Adalberto Ríos 
Agencia Reforma

 En diferentes latitudes se guarda memoria de mujeres que dejaron constancia de sus dotes para cambiar el rumbo de la historia.

Diosa de la abundancia
El Imperio Romano abarcó enormes territorios. Su grandeza no se circunscribió únicamente a Italia. En España (Hispania) dejó extraordinaria impronta, destacando Mérida, la augusta ciudad destinada a premiar –con una vida de bienestar– a sus más notables combatientes.   El Teatro Romano de Mérida, en Extremadura, es uno de las más notables edificaciones. Con capacidad para 5 mil 800 espectadores, tiene 13 puertas de acceso, pasillos abovedados, baños, jardines y sitios de culto.
El impresionante escenario tiene dos cuerpos de columnas corintias, de 30 metros de altura y justo en el centro, presidiendo, la escultura de Ceres, deidad femenina de la abundancia, la fertilidad y por ende de la agricultura.
Al llegar el cristianismo, el teatro se abandonó, convirtiéndose en tierra de cultivo.

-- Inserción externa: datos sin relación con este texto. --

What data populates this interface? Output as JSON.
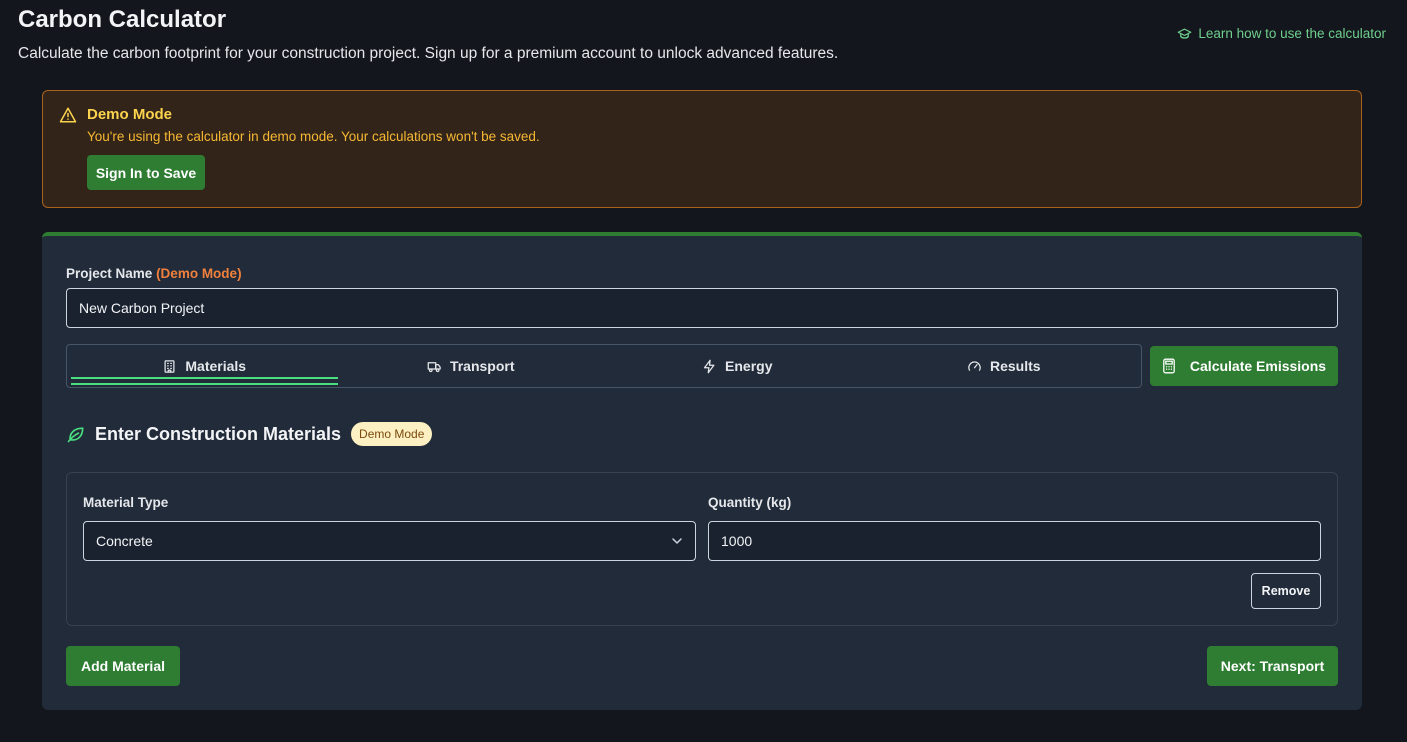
{
  "header": {
    "title": "Carbon Calculator",
    "subtitle": "Calculate the carbon footprint for your construction project. Sign up for a premium account to unlock advanced features.",
    "learn_link": "Learn how to use the calculator"
  },
  "demo_banner": {
    "title": "Demo Mode",
    "text": "You're using the calculator in demo mode. Your calculations won't be saved.",
    "button": "Sign In to Save"
  },
  "project": {
    "label": "Project Name",
    "label_tag": "(Demo Mode)",
    "value": "New Carbon Project"
  },
  "tabs": [
    {
      "label": "Materials",
      "icon": "building-icon",
      "active": true
    },
    {
      "label": "Transport",
      "icon": "truck-icon",
      "active": false
    },
    {
      "label": "Energy",
      "icon": "bolt-icon",
      "active": false
    },
    {
      "label": "Results",
      "icon": "gauge-icon",
      "active": false
    }
  ],
  "calculate_button": "Calculate Emissions",
  "section": {
    "title": "Enter Construction Materials",
    "badge": "Demo Mode",
    "icon": "leaf-icon"
  },
  "material_row": {
    "type_label": "Material Type",
    "type_value": "Concrete",
    "quantity_label": "Quantity (kg)",
    "quantity_value": "1000",
    "remove_button": "Remove"
  },
  "actions": {
    "add_button": "Add Material",
    "next_button": "Next: Transport"
  },
  "colors": {
    "accent_green": "#2e7d32",
    "warning_border": "#a8621d",
    "warning_text": "#f6b833",
    "link_green": "#6fcf8e"
  }
}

En 1910, comenzó la restauración –que duró todo el siglo 20– y en 1933, volvió a ser teatro y sede del Festival de Teatro Clásico de Mérida, el más antiguo de España, evento anual y magnífica oportunidad para ver revitalizado y en funciones este extraordinario legado de los romanos.

La mujer que transformó el mundo
En el centro de la ciudad de Granada se ubica el monumento conmemorativo del 400 aniversario del viaje de Cristóbal Colón, del escultor Mariano Belliure Gil, realizado en 1892.
Representa el momento en el que la Reina Isabel la Católica concede el permiso a Colón para realizar su histórico viaje a las Indias, con base en las Capitulaciones de Santa Fe, documento que contenía las condiciones para tal exploración.
Llama la atención el esmerado realismo de la obra para representar a los personajes, sus vestimentas, la silla gótica de la reina y hasta la corona.
La actitud respetuosa del explorador ante su majestad, poderosa mujer que en los mismos días fraguaba y lograba la unión de España, la victoria contra los moros, la implantación del catolicismo como única fe, la expulsión de los mudéjares y judíos, el fortalecimiento económico y la expansión del mundo conocido.

Más imponente que su vestuario
Cuando se palpa la magnificencia de San Petersburgo es ineludible percatarse de la huella dejada por Catalina la Grande, la princesa alemana que llegó a Rusia para transformarla.
Elegida para contraer nupcias con Pedro III pronto se percató de la incapacidad de éste, por lo que le arrebató la corona mediante un golpe de estado. Días después, el zar murió misteriosamente asesinado.
Con el nombre de Catalina II gobernó Rusia durante 34 años, incorporándola a las naciones más respetadas de Europa. La zarina adquirió fama por su astucia, visión y arrojo; amplió las fronteras del imperio a costa de Turquía y Polonia, realizó profundas transformaciones económicas y administrativas, y fue respetada por monarcas e intelectuales como Voltaire y Diderot.
Sus aventuras amorosas fueron múltiples y comenzó una colección con 347 obras de arte, que creció a 90 mil, origen del Museo del Hermitage, que ahora suma cerca de dos millones y medio de piezas.
Para introducir las vacunas se ofreció como primera voluntaria, fue una gran lectora y escribió piezas de teatro. El pueblo ruso la reconoció otorgándole un título sólo dado antes a su predecesor Pedro I; Catalina la Grande.
 
La monarca más poderosa de Europa
El Emperador Carlos VI promulgó la Pragmática Sanción, que permitía ocupar el trono a mujeres, recurso para proteger a su hija, en momentos que prevalecía la idea de que sólo los hombres eran adecuados para gobernar.
María Teresa, la niña en cuestión, a partir de su notable inteligencia y carácter, tuvo una sólida formación, que la hizo idónea para gobernar y tomar decisiones. Su matrimonio lo dispuso, más allá de arreglos políticos, como lo demuestra la apasionada correspondencia que intercambió con el duque Francisco Esteban de Lorena, con quien tuvo 16 hijos. Realmente vivieron felices hasta la muerte de éste, hecho que jamás superó.
Además de buena esposa y magnífica madre, se ocupó brillantemente de cuestiones militares y diplomáticas, modernizó el sistema educativo, la administración, el ejercito y la legislación; saneó las finanzas, impulsó las ciencias y las artes, limitó la influencia de la iglesia y disminuyó la mortalidad infantil.
Seguramente su padre jamás imaginó la enorme capacidad de su hija que fue la única, en 650 años, en detentar el poder de todos los territorios de los Habsburgo: Archiduquesa de Austria, reina de Hungría, de Bohemia y emperatriz del Sacro Imperio Romano Germánico.